Sıralanan suçlarından dolayı haklarında kovuşturma bulunanlar için mahkemece bazı tedbir kararı verilebilecek. Buna göre, haklarında kavuşturma bulunanlar, ikametgahı veya işyerinin değişmesi durumunda 7 gün içinde yeni adresini bildirecekler. 7 günden fazla ikametgahından ayrı bir yerde konaklayacak olması durumunda 3 gün önceden konaklayacağı adresi bildirecek. Bunları bildirmezse mülki amir tarafından 3 bin liradan 15 bin liraya kadar idari para cezası kesilecek.

Bu tedbirlere ilişkin verilen kararlar denetimli serbestlik müdürlükleri tarafından ilgili kurumlara gönderilecek.

İşverenler uyarılacak

Bu kişilere ait veriler, SGK tarafından Adalet Bakanlığı'ndan sağlanacak ve kayıtlar takip edilecek; işverenlere bilişim sistemleri üzerinden gerekli uyarılar yapılacak.

Ayrıca, bu kapsama giren kişilere ait sorgulama bilgileri denetim amacıyla İçişleri Bakanlığına bildirilecek. Belirtilen işyerlerinin açılması veya işletilmesi için izin ve ruhsat verilmeyecek; bu kişilerce işletildiğinin tespit edilmesi halinde verilen izin ve ruhsatlar, bunları veren kamu kurum ve kuruluşları tarafından iptal edilecek.

Kovuşturma sonunda mahkumiyet dışında bir karar verilmesi halinde belirtilen tedbirler mahkemece kaldırılacak.

Bu madde hükümleri suç tarihinde çocuk olanlar hakkında uygulanmayacak. Kurulacak özel merkezler, en geç 1 Temmuz 2019 tarihine kadar faaliyete geçirilecek.

Tasarının gerekçesinde, doğası gereği masum olan çocukların, çocukluğunu yaşama ve geliştirme hakkı bulunduğu, bu nedenle çoçuk haklarının tartışılmaz bir önemi olduğu ifade edildi. Gerekçede, çocuk haklarının korunabilmesi ve her türlü çocuk istismarının önüne geçilmesi amacıyla, başta anayasa olmak üzere 2005'te yürürlüğe giren yeni ceza adalet sistemi kapsamında, Türk Ceza Kanunu, Ceza Muhakemesi Kanunu, Çocuk Koruma Kanunu ve ilgili mevzuatta çocukların yüksek yararı gözetilerek çeşitli düzenlemeler yapıldığı anımsatıldı.

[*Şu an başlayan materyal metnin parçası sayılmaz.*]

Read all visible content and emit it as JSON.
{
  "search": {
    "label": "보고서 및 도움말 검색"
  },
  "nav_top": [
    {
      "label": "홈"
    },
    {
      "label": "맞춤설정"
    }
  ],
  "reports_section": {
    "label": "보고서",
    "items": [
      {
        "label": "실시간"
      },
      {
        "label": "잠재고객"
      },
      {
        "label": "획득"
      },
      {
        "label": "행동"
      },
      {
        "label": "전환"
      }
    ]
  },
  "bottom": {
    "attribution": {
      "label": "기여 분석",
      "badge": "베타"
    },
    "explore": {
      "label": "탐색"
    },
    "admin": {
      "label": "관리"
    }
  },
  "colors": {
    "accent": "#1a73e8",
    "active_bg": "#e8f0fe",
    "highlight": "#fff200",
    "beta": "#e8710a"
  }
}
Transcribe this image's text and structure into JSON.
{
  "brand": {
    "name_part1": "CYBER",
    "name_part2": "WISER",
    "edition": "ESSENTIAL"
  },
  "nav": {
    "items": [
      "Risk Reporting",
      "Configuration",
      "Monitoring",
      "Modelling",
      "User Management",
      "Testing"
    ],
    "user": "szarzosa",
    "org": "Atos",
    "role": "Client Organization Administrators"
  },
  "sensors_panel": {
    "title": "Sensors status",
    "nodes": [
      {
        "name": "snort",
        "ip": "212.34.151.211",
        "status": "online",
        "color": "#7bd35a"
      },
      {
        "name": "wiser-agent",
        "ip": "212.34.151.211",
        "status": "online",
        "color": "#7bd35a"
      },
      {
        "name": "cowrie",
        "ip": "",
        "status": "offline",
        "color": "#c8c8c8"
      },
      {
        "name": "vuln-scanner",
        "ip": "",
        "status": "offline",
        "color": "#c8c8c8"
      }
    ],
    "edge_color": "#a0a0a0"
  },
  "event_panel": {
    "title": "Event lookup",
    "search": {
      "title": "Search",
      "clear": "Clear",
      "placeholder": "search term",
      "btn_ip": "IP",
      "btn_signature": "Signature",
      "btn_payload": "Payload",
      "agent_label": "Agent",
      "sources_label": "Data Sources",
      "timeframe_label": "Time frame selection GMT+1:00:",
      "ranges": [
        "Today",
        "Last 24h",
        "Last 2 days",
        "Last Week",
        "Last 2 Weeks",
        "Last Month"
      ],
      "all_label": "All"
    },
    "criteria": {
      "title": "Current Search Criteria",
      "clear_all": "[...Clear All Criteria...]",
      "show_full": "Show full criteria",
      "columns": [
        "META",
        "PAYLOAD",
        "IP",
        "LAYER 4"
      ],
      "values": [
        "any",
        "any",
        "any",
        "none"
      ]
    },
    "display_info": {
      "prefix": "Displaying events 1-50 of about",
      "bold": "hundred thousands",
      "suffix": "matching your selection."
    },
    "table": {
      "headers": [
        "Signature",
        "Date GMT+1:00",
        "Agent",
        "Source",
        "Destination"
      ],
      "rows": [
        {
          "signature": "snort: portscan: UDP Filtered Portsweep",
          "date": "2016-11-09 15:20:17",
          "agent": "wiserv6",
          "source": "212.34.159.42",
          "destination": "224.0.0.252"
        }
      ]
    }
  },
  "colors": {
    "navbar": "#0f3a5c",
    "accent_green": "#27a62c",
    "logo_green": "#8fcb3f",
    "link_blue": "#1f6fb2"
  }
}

Anayasada, "her çocuğun, korunma ve bakımdan yararlanma, yüksek yararına açıkça aykırı olmadıkça ana ve babasıyla kişisel ve doğrudan ilişki kurma ve sürdürme hakkına sahip olduğu ve devletin, her türlü istismara ve şiddete karşı çocukları koruyucu tedbirleri alma yükümlülüğü bulunduğunun" belirtildiği hatırlatılan gerekçede, çocuk adalet sistemini, yetişkinlerin ceza adalet sisteminden ayıran temel noktanın bütün kararlarda çocuğun yüksek yararının öncelikli gözetilmesi olduğu vurgulandı.

Çocukların, ister fail ister mağdur olsun suç ve benzeri tüm sosyal risklerden korunmalarının, yüksek yararları gereği olduğu belirtilen gerekçede, çocukların suç gibi önemli bir tehlikeden korunabilmesinin, onlara yönelik her türlü tedbiri alan ve çok yönlü koruma sağlayan bir sistemle mümkün olabileceğine işaret edildi.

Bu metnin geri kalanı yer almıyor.